Window shopping In the early stages of planning Harlem USA, the developers called on New York-based Skidmore, Owings & Merrill to design a space that would reflect the vibrancy of Harlem. New York-based Simmons Design Group also contributed to the project's design.

"The idea of the building is turning a mall inside out," says Mustafa K. Abadan, partner with Skidmore, Owings & Merrill. "This is a very open, outward-oriented center. It is really to activate the street life on 125th Street."

The project incorporates a glass curtain wall design, with glass on three sides of the building. Each retailer will have its own entrance to the street, without connecting to other retailers. The architects did not add an indoor common area, as they wanted the building to interact with the street.

"New York is a very particular environment that is very street-oriented," Abadan says. "New Yorkers like to be on the street, they like to window shop. Typically, inward-oriented retail environments in New York have a rough time."
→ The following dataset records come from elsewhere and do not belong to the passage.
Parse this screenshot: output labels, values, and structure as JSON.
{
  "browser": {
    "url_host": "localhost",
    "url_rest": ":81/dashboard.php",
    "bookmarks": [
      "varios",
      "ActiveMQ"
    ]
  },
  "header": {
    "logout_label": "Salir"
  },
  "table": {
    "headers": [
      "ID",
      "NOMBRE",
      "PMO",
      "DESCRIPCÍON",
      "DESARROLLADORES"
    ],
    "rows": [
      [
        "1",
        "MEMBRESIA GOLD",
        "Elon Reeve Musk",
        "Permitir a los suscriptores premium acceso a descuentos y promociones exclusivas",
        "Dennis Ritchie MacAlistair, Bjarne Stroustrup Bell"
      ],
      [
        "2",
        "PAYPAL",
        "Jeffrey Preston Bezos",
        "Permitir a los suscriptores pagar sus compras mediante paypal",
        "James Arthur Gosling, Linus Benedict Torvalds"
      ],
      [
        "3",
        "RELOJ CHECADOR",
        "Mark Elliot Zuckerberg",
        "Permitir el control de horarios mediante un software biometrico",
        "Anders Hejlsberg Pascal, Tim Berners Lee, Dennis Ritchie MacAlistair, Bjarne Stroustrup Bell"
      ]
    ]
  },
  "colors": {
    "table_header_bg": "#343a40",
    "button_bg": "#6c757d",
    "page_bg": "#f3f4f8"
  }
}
The six-level building includes two retail levels; a basement level; a two-story theater; and New York Sports Club, a full-service health and fitness facility on the rooftop. The 20,000 sq. ft. lobby of the Magic Johnson Theatre is surrounded with glass, in order for visitors to look out over the street. The building's glass walls allow tenants to use large-scale graphics to animate their windows.

In addition to the fitness facility, the project also has a video arcade and a branch of Chase Manhattan Bank. "We tried to keep it so the building would be busy and occupied from early in the morning to late in the evening," Abadan says.

As part of a bustling urban street scene, Harlem USA is likely to be busy throughout the day. And the setting was neither contrived nor fabricated.

"A lot of people are trying to do urban-themed environments across the country; they try to give you two sides of the street," Greenwald says. "This project is so authentically urban, it's dynamic and exciting."